It seems that with the public release of Android 5.1, many enthusiasts have been digging through the new features to see what there is to see. One of the things that John Freml from Pocketables found was rather interesting — Google Connectivity Services, which appears to provide the framework for a public VPN service.
By digging around behind the scenes, John managed to view some prompts and screens from the new VPN service, but sadly yet, it isn’t quite functional. You can see the screen-grabs below:
Once you reach the VPN connection request screen, though, the process stops — there’s nothing behind it, not yet anyway. This could be a new service in the offing for when Google might get into public wireless services, or it could be a more general service for people to use regardless of their carrier or their location. Whether everyone would want their traffic flying through Google’s servers is something else, though.

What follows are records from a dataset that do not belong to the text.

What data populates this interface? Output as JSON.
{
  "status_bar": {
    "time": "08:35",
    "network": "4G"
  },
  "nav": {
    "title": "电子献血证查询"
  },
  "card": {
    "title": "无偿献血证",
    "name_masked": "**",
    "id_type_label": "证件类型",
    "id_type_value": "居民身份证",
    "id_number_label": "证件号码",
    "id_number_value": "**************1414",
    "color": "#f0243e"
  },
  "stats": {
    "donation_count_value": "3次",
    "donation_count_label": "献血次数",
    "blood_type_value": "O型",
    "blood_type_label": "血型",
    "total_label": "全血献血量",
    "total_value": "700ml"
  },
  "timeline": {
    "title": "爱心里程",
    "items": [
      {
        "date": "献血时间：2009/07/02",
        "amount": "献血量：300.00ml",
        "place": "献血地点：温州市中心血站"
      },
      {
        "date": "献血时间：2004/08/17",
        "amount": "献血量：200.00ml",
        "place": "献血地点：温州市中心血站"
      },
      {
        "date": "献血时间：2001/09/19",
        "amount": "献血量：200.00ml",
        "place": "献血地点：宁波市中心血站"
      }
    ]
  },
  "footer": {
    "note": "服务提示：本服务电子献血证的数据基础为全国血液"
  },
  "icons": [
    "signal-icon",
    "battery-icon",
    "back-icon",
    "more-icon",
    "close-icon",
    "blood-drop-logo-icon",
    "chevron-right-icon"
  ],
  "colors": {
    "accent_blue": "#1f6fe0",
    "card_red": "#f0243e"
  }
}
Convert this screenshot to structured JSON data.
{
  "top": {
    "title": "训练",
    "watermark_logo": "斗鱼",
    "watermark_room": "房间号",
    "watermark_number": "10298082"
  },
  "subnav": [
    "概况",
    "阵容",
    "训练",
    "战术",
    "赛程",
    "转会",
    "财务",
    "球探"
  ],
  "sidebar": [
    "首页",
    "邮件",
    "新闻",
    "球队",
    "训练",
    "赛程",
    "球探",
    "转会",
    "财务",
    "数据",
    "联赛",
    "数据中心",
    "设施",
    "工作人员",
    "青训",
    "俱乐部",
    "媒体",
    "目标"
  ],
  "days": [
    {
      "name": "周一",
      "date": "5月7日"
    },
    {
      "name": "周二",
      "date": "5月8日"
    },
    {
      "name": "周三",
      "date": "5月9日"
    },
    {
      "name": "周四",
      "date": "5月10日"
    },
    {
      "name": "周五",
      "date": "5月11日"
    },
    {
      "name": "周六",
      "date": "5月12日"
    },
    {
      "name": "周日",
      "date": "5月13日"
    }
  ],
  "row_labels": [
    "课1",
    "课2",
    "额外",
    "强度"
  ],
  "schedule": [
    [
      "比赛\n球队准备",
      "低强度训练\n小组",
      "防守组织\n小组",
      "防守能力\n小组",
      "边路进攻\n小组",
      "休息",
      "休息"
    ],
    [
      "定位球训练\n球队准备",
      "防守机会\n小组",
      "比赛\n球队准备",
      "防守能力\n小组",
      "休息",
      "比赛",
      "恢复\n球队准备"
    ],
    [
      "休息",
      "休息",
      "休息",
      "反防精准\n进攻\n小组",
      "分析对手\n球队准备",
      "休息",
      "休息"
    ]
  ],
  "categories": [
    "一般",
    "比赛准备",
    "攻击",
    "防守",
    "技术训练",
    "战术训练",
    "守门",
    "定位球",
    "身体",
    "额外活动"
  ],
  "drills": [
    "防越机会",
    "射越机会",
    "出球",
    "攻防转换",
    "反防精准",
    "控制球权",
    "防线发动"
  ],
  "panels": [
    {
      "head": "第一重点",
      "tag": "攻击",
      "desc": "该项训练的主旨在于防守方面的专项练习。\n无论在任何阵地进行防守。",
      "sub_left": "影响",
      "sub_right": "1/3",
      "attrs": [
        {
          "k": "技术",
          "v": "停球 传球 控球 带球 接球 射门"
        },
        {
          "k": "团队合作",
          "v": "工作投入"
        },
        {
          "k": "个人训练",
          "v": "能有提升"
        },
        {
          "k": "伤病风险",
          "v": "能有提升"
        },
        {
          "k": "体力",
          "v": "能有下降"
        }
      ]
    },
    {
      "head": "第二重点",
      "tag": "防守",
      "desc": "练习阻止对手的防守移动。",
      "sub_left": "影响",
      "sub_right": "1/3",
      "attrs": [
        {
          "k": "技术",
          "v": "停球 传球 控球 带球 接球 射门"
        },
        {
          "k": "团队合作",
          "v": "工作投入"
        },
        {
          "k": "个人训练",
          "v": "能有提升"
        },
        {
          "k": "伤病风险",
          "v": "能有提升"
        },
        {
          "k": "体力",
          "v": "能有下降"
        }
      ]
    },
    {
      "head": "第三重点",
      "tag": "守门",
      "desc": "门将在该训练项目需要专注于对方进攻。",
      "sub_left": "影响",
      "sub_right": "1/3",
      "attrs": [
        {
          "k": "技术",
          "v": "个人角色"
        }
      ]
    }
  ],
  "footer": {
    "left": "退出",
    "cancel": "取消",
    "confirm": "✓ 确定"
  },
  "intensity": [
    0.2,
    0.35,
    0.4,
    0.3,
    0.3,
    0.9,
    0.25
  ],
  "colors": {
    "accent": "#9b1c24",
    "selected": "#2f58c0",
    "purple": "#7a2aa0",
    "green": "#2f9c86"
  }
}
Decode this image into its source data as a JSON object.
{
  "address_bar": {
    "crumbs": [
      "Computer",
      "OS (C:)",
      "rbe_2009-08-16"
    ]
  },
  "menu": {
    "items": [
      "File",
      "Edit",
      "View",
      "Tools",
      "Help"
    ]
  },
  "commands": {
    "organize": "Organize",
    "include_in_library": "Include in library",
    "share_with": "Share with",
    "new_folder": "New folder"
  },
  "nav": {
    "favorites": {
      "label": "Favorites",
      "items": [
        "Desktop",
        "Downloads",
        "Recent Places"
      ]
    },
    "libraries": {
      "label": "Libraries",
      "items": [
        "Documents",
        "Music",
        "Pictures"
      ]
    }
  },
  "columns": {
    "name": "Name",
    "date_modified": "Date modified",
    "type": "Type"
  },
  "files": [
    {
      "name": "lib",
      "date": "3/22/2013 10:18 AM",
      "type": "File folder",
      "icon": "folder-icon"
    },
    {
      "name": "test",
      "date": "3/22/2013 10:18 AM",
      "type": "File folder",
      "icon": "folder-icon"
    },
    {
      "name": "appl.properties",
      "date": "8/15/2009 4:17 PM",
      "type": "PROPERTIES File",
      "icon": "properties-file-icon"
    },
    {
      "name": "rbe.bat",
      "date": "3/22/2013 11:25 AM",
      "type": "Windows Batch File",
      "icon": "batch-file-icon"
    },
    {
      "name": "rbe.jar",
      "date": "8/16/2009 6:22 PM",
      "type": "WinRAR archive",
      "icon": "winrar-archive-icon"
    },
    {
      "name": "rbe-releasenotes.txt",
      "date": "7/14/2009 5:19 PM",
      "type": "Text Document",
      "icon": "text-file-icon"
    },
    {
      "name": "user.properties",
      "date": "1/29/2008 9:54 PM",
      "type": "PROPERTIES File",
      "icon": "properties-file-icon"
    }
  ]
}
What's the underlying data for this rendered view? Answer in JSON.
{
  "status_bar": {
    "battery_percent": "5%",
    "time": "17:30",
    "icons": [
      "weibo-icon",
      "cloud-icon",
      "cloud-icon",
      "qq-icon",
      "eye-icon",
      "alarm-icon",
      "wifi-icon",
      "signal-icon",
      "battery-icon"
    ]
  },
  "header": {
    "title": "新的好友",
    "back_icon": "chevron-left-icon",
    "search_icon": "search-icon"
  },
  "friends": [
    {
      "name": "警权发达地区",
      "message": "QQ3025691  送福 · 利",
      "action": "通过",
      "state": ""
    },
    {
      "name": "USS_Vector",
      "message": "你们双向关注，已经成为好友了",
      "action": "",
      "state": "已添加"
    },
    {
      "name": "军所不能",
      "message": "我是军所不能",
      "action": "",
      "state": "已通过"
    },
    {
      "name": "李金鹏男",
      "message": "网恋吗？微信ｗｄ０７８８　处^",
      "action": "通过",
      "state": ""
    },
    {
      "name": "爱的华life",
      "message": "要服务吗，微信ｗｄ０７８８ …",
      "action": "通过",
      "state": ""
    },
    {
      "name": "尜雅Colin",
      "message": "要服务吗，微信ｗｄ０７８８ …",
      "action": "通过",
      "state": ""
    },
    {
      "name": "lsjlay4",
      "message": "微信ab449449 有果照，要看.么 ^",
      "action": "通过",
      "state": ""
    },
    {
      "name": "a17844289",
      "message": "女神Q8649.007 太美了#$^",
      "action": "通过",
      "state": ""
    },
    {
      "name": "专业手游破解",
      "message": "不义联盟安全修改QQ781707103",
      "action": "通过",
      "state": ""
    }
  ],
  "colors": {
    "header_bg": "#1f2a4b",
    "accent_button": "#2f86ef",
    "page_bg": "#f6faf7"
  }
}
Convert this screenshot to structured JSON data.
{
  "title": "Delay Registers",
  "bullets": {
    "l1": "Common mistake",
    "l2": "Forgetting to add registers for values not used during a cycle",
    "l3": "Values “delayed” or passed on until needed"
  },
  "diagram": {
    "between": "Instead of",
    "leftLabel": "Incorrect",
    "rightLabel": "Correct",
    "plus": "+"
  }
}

VPNs do have their application for the average user these days, with many of us using insecure public WiFi hotspots, or even hotspots at work, where traffic could theoretically be listened in upon, and your online activities monitored. By running a VPN, your Internet traffic is encrypted, and all a would-be eavesdropper would be able to see is encrypted packets running to a foreign server — in other words, nothing useful.
I know I definitely use a VPN when using any public WiFi, and you probably should too, but if Google gets in on the game, it’ll make it just that little bit easier for everyone else!